With such high-profile people being let back into the country that is alleged to house the majority of tribunal’s 22 fugitives - the latest of which, Goran Hadzic, managed to escape just hours after the tribunal let the government know of the sealed indictment against him - “there had better be some kind of deal”, says the former tribunal official.
“Otherwise the chamber’s decision defies rational explanation,” he added.
Some Belgrade analysts point to the enormous effort made by Vojislav Kostunica’s government earlier this year to secure the provisional release of Stanisic and Simatovic.
Grubacic referred to Serb justice minister Zoran Stojkovic’s unprecedented May 10 trip to The Hague, where he met tribunal president Theodore Meron, and spoke on behalf of Stanisic and Simatovic.
“One of the main complaints made by the tribunal during the visit was how could the Serbian government guarantee that Stanisic and Simatovic would return to face trial while they were failing to arrest Mladic and the three other generals on Serbian territory,” Grubacic said.
“So my question is, what has actually changed in the meantime?”
However, the ICG’s James Lyon cast doubts on the nature and seriousness of the possible cooperation.

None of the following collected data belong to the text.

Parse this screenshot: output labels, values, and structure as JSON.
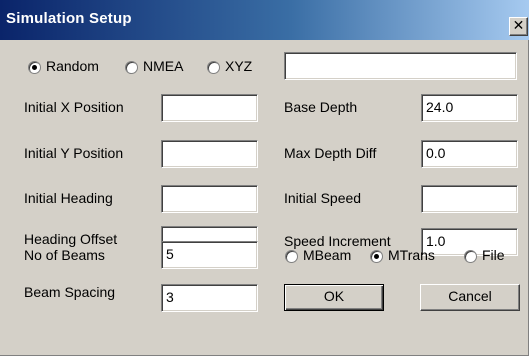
{
  "window": {
    "title": "Simulation Setup",
    "close_glyph": "✕"
  },
  "source_mode": {
    "options": [
      {
        "label": "Random",
        "selected": true
      },
      {
        "label": "NMEA",
        "selected": false
      },
      {
        "label": "XYZ",
        "selected": false
      }
    ],
    "path_value": ""
  },
  "left_fields": [
    {
      "label": "Initial X Position",
      "value": ""
    },
    {
      "label": "Initial Y Position",
      "value": ""
    },
    {
      "label": "Initial Heading",
      "value": ""
    },
    {
      "label": "Heading Offset",
      "value": ""
    },
    {
      "label": "No of Beams",
      "value": "5"
    },
    {
      "label": "Beam Spacing",
      "value": "3"
    }
  ],
  "right_fields": [
    {
      "label": "Base Depth",
      "value": "24.0"
    },
    {
      "label": "Max Depth Diff",
      "value": "0.0"
    },
    {
      "label": "Initial Speed",
      "value": ""
    },
    {
      "label": "Speed Increment",
      "value": "1.0"
    }
  ],
  "output_mode": {
    "options": [
      {
        "label": "MBeam",
        "selected": false
      },
      {
        "label": "MTrans",
        "selected": true
      },
      {
        "label": "File",
        "selected": false
      }
    ]
  },
  "buttons": {
    "ok": "OK",
    "cancel": "Cancel"
  }
}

“From the tone of public remarks by both international and Serbian officials, it appears as if the Serbian government is cooperating wholeheartedly with international partners in an effort to apprehend Mladic, and that the international partners may truly believe this,” he told IWPR.
“But we would caution that, on numerous occasions, various Serbian governments have convinced the international community that they were doing everything in their powers to arrest Mladic, whereas in fact they were doing quite the opposite.
“They did succeed in pulling the wool over the international community’s eyes then - what is there to make us believe that this time is any different?”
Hugh Griffiths is IWPR’s investigations coordinator in Belgrade.